With the latter method of photopolymerization, typically a printing plate is formed by first placing a negative on a supporting glass plate. An optically transparent release film is then placed on top of the negative which is subsequently coated with a layer of photopolymerizable resin. A backing sheet is then placed on top of the photopolymerizable resin, and the backing sheet is then covered by another glass sheet. Irradiation by actinic light, such as UV light, through the top glass/backing sheet combination forms a solid floor layer of photoresin, which adheres to the backing sheet. The thickness of the floor layer is less than the total thickness of the photoresin. Irradiation through the lower glass plate negative release sheet selectively hardens the photoresin to form an image-printing surface which mirrors the image on the negative. The hardened regions adhere to the floor layer, but not to the transparent release sheet. Subsequent processing removes unhardened (liquid) photoresin to reveal a relief image.
When following the teachings of the prior art, the photopolymerizable resin layer can be placed on the glass plate and a capping blade can be drawn across the resin layer so as to level the layer of resin on the glass plate. The result is a relatively constant thickness resin layer formed on the supporting glass plate in the printing plate production assembly. The uniform layer of resin is then exposed to a UV light source through the negative so as to produce cross-linked solid areas in the resin layer which form a printing image or pattern in the resin layer. The non-cross-linked liquid portions of the resin layer are then removed from the plate, and the result is a selectively relieved cross-linked resin-printing pattern on the plate. The photo negatives required for this type of process can be both costly and time-consuming to produce.
U.S. Pat. No. 5,877,848 to Gillette, et al attempts to overcome the above-mentioned problems by disclosing a method of producing liquid transfer articles by extruding a predetermined thickness layer of a photopolymerizable resin, and then moving the extruded resin layer past a variable intensity light source. The intensity of the light source can be controlled by a preprogrammed microprocessor in several ways. One way of providing the variable intensity light source involves the use of a bank of lights which can be selectively turned “on” and “off”, or can be selectively dimmed or brightened, by the use of microprocessor-controlled switches or rheostats. Selective cross-linking of the resin can be performed within the extrusion die, or the resin can be extruded onto a moving transparent support plate, and the variable intensity light source can be positioned above or below the support plate. In either case, the variable intensity light source may be controlled by a preprogrammed microprocessor, as described above.
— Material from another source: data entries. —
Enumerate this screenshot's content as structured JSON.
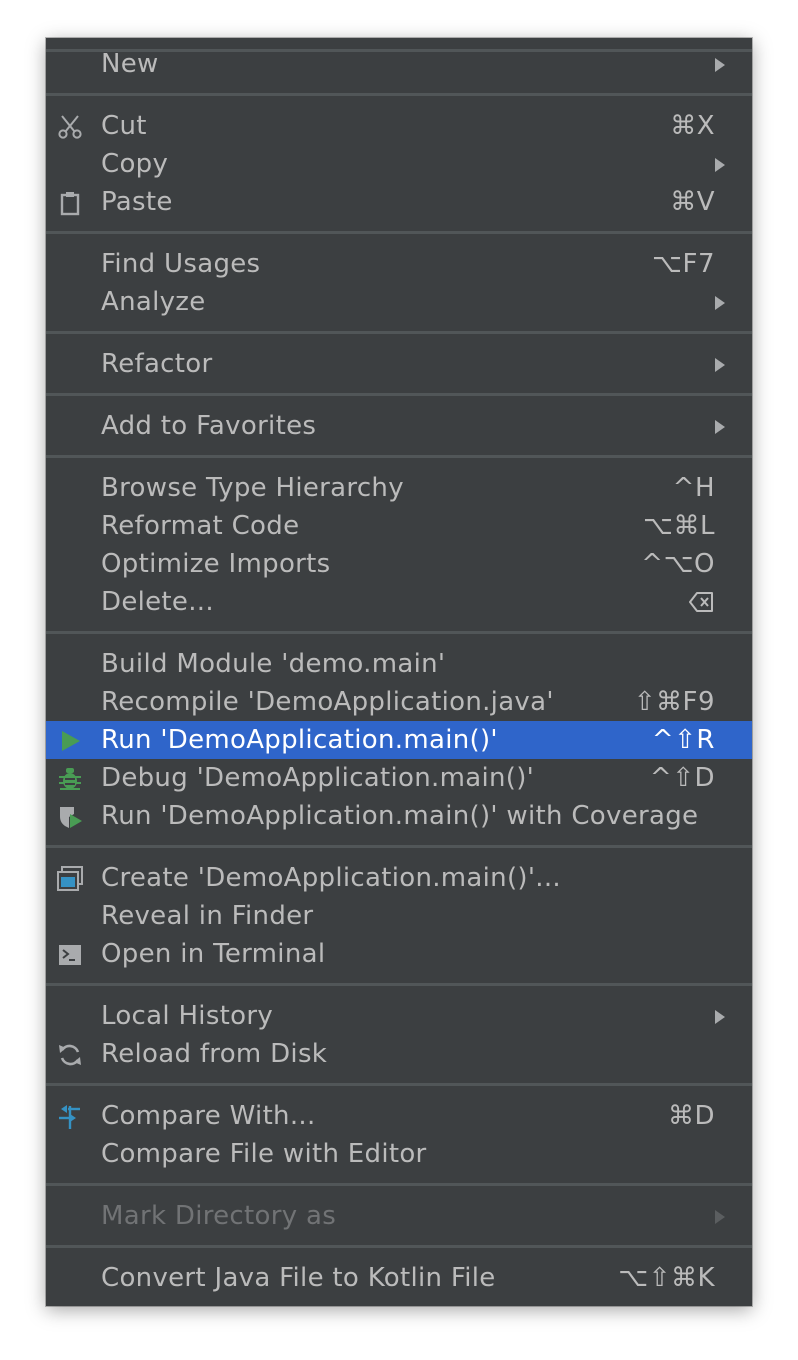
{
  "menu": {
    "new": {
      "label": "New"
    },
    "cut": {
      "label": "Cut",
      "shortcut": "⌘X",
      "icon": "scissors-icon"
    },
    "copy": {
      "label": "Copy"
    },
    "paste": {
      "label": "Paste",
      "shortcut": "⌘V",
      "icon": "clipboard-icon"
    },
    "find_usages": {
      "label": "Find Usages",
      "shortcut": "⌥F7"
    },
    "analyze": {
      "label": "Analyze"
    },
    "refactor": {
      "label": "Refactor"
    },
    "add_to_favorites": {
      "label": "Add to Favorites"
    },
    "browse_type_hierarchy": {
      "label": "Browse Type Hierarchy",
      "shortcut": "^H"
    },
    "reformat_code": {
      "label": "Reformat Code",
      "shortcut": "⌥⌘L"
    },
    "optimize_imports": {
      "label": "Optimize Imports",
      "shortcut": "^⌥O"
    },
    "delete": {
      "label": "Delete...",
      "shortcut_icon": "delete-key-icon"
    },
    "build_module": {
      "label": "Build Module 'demo.main'"
    },
    "recompile": {
      "label": "Recompile 'DemoApplication.java'",
      "shortcut": "⇧⌘F9"
    },
    "run": {
      "label": "Run 'DemoApplication.main()'",
      "shortcut": "^⇧R",
      "icon": "run-icon"
    },
    "debug": {
      "label": "Debug 'DemoApplication.main()'",
      "shortcut": "^⇧D",
      "icon": "debug-bug-icon"
    },
    "run_coverage": {
      "label": "Run 'DemoApplication.main()' with Coverage",
      "icon": "coverage-shield-icon"
    },
    "create_config": {
      "label": "Create 'DemoApplication.main()'...",
      "icon": "run-config-window-icon"
    },
    "reveal_in_finder": {
      "label": "Reveal in Finder"
    },
    "open_in_terminal": {
      "label": "Open in Terminal",
      "icon": "terminal-icon"
    },
    "local_history": {
      "label": "Local History"
    },
    "reload_from_disk": {
      "label": "Reload from Disk",
      "icon": "reload-icon"
    },
    "compare_with": {
      "label": "Compare With...",
      "shortcut": "⌘D",
      "icon": "compare-arrows-icon"
    },
    "compare_file_with_editor": {
      "label": "Compare File with Editor"
    },
    "mark_directory_as": {
      "label": "Mark Directory as",
      "disabled": true
    },
    "convert_to_kotlin": {
      "label": "Convert Java File to Kotlin File",
      "shortcut": "⌥⇧⌘K"
    }
  },
  "colors": {
    "menu_background": "#3c3f41",
    "selection": "#2f65ca",
    "text": "#bbbbbb",
    "disabled_text": "#717375",
    "separator": "#515658",
    "run_green": "#499c54",
    "compare_blue": "#3592c4"
  }
}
Alternatively, the intensity of the light source may be controlled by the use of preprogrammed video signals in conjunction with a suitable video image-producing device. Although, the method disclosed by Gillette, et al is an improvement over previous methods, there still remains a need for faster printing plate production by photopolymerization, as the printing plate of Gillette is formed incrementally by serially cross-linking adjacent section of a layer of cross-linkable resin.
Accordingly, there remains a need in this art for a liquid transfer article which can be accurately imaged without a mask or laser, thereby lowering costs.